Horovod's primary contributions are encapsulated in several technical implementations and improvements, which the authors outline thoroughly:

  1. Simplified API: Horovod significantly reduces the complexity of converting single-GPU to distributed training by requiring minimal code changes. The initialization (hvd.init()), assignment of GPU devices (config.gpu_options.visible_device_list = str(hvd.local_rank())), wrapping of TensorFlow optimizers (opt = hvd.DistributedOptimizer(opt)), and broadcasting of variables (hvd.BroadcastGlobalVariablesHook(0)) are the critical steps.
  2. Ring-Allreduce Algorithm: The paper explains the benefits of employing the ring-allreduce algorithm for gradient averaging and communication. This method minimizes the communication overhead and network saturation that plagues the parameter server approach, fostering bandwidth-optimal communication patterns.
  3. NCCL Integration: Horovod integrates with NVIDIA's NCCL, which offers optimized performance for collective communication operations. The transition to NCCL 2 allows Horovod to operate efficiently across multiple machines.
  4. Tensor Fusion: To deal with the inefficiency of small tensors, the authors introduced Tensor Fusion, which aggregates small tensors before ring-allreduce is performed. This optimization yielded up to 65% performance improvements on certain models under TCP networks.
  5. Horovod Timeline: For debugging and performance profiling, Horovod provides a tool called Horovod Timeline, which visualizes the state of each worker node during training. This tool is compatible with Chrome's trace event profiling viewer and helps users diagnose and improve their distributed training jobs.

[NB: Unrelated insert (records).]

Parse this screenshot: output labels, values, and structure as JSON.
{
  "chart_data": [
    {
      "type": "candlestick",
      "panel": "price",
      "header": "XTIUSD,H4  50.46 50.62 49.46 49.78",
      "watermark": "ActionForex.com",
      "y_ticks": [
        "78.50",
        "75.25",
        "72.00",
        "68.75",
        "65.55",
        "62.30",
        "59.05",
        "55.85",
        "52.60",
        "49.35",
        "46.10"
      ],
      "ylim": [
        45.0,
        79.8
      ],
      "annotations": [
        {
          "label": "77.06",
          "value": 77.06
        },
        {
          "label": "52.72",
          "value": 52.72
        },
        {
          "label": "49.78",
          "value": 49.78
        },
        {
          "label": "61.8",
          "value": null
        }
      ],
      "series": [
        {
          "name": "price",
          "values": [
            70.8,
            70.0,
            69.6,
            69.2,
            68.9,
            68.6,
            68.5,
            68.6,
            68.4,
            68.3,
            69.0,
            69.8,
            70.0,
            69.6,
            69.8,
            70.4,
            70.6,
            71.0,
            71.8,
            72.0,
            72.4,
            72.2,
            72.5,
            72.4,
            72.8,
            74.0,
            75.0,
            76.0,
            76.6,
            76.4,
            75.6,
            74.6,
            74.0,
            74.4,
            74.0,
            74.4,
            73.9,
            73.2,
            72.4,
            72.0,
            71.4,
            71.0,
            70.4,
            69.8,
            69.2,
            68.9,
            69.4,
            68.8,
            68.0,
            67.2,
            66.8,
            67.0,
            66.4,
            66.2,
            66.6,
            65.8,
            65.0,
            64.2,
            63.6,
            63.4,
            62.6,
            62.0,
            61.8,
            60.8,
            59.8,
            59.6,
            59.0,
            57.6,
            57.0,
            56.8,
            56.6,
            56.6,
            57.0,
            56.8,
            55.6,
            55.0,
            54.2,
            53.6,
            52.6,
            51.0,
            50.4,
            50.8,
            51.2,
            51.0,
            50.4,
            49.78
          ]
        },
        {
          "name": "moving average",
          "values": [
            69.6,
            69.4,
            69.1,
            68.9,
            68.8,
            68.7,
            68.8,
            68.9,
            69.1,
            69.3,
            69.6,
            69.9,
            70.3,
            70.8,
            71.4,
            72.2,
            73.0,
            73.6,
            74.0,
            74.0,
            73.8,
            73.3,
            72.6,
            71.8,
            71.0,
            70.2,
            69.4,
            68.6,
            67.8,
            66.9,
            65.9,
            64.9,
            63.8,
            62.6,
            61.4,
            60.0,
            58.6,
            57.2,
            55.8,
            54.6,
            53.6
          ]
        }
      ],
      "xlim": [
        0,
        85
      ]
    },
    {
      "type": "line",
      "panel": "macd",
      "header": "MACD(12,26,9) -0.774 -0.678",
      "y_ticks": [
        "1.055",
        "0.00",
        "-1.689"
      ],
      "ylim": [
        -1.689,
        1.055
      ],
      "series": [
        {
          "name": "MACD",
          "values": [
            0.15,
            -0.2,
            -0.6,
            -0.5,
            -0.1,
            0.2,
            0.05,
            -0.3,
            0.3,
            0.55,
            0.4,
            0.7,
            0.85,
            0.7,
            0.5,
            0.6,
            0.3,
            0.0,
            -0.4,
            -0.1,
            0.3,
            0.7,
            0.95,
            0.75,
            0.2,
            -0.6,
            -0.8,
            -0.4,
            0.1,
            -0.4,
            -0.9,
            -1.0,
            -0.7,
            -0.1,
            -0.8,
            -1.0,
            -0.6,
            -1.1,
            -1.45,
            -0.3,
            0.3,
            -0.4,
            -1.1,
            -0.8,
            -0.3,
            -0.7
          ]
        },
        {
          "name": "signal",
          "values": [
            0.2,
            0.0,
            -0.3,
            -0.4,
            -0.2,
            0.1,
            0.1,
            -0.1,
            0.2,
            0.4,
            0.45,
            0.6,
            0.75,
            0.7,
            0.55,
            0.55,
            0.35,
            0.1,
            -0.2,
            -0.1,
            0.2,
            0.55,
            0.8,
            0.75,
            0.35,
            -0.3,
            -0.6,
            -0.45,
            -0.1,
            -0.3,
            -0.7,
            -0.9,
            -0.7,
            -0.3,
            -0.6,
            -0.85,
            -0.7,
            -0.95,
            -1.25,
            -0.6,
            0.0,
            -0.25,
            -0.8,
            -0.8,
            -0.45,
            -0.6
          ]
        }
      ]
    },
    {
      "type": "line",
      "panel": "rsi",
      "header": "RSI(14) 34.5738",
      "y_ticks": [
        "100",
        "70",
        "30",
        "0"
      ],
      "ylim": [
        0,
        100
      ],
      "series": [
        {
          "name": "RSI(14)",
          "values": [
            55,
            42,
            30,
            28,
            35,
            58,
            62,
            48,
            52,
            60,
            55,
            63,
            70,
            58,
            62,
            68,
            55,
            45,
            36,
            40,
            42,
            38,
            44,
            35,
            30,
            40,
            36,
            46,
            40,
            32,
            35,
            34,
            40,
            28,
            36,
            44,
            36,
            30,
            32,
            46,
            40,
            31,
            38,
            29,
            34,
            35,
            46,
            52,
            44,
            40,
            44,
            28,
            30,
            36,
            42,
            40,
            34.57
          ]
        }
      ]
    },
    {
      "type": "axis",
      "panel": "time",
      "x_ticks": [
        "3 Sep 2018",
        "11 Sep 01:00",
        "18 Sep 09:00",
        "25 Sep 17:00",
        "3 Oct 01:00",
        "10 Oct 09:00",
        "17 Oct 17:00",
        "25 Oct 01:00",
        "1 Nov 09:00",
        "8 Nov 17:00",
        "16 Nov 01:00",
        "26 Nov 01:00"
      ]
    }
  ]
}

Benchmarks and Performance

The authors conducted extensive benchmarking to validate Horovod's efficacy. When pitted against standard distributed TensorFlow, Horovod demonstrated remarkable improvements in scalability and resource utilization. As illustrated by their results, Horovod achieved an 88% efficiency mark in scaling, effectively doubling the training speed over standard TensorFlow.

Furthermore, testing with RDMA-capable networking showed additional gains, particularly with models like VGG-16, which saw a 30% speedup due to its communication bottleneck being alleviated by RDMA.

Implications and Future Work

The practical implications of Horovod are extensive. By reducing the barrier to adopting distributed training, Horovod enables more efficient use of GPU resources, thereby shortening model training times and accelerating research and deployment cycles. This is particularly beneficial in industrial settings like Uber, where large-scale data and model training play a crucial role in various applications from autonomous driving to fraud prevention.

The authors also outline ongoing and future work that includes simplifying MPI installation, sharing strategies for model hyperparameter adjustment in distributed environments, and expanding support for very large models that span multiple GPUs across servers.

Conclusion

Horovod represents a significant advancement in the field of distributed deep learning, addressing both the performance and usability challenges associated with multi-GPU training in TensorFlow. By integrating efficient communication algorithms and providing a user-friendly interface, Horovod facilitates faster and more scalable training processes. This work will likely serve as a foundational tool for researchers and practitioners aiming to leverage distributed computing for deep learning tasks. The continued development and community engagement around Horovod promise further optimizations and broader adoption in the future.